Over time, Paramount emerged as the likely partner for Fight Nights, but conversations with multiple networks and streamers continued for the premium event rights until last Thursday when Ellison’s Skydance officially took over Paramount and hammered out a deal for the entire package within 48 hours.

“Every time we do a media rights deal it’s monumental—one, because obviously the money goes up,” White says. “And two, because you start looking at all the different things we can do with leveraging the assets they have and what their plan is for their business over the next five years.”

Paramount stock was down slightly on Monday following news of the new streaming deal while TKO’s stock was up more than 10 percent.

White and Shapiro are confident that UFC fans will move en masse to the Paramount+ platform next year, showing the same loyalty to the brand as they did in 2012 when the UFC moved from Spike to Fox, and then again in 2019 with the move to ESPN.

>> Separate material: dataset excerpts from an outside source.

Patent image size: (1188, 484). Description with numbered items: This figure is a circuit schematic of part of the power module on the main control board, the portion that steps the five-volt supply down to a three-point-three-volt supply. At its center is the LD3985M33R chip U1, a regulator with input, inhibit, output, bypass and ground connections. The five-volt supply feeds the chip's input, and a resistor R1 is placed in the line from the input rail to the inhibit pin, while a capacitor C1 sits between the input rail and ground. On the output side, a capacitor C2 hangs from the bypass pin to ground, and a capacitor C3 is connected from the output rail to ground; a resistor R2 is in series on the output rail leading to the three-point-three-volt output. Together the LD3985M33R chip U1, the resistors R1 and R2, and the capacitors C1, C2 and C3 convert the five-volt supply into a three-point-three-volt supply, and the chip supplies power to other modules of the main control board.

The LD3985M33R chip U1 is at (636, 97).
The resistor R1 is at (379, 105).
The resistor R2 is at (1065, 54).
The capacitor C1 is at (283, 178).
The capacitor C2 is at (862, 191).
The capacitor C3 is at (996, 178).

The incoming Paramount leadership is no doubt counting on the bump. As of July 31, the company reported 77.7 million subscribers for its Paramount+ streaming service, trailing major competitors including Netflix (300 million), Amazon Prive Video (200 million), Disney+ (150 million) and HBO Max (125 million). According to Nielsen, Paramount+ accounts for just two percent of all TV viewing on a monthly basis.

In an effort to boost those figures, Ellison has already signed a $1.5 billion agreement to bring South Park to Paramount+, a deal that made the show’s creators, Matt Parker and Trey Stone, billionaires. But the UFC deal is a far bigger bet that a year-round global sport can drive new viewers to the platform, slow subscriber churn, and increase engagement.

Now as the exclusive home of the UFC, Ellison has made the MMA promotion a pillar of the new Paramount. The political implications of such an association—given Trump’s affinity for combat sports and personal friendship with White—cannot be ignored.

White confirms plans to host a UFC event at the White House around July 4, 2026, a “one of one” experience similar to the UFC’s event at the Sphere in Las Vegas last fall, which he says would almost certainly be broadcast on CBS. White, who has long had the president on speed dial, says he had yet to hear from Trump regarding the new deal.

“Not yet,” White says with a laugh. “But I’m sure he will. He always does.”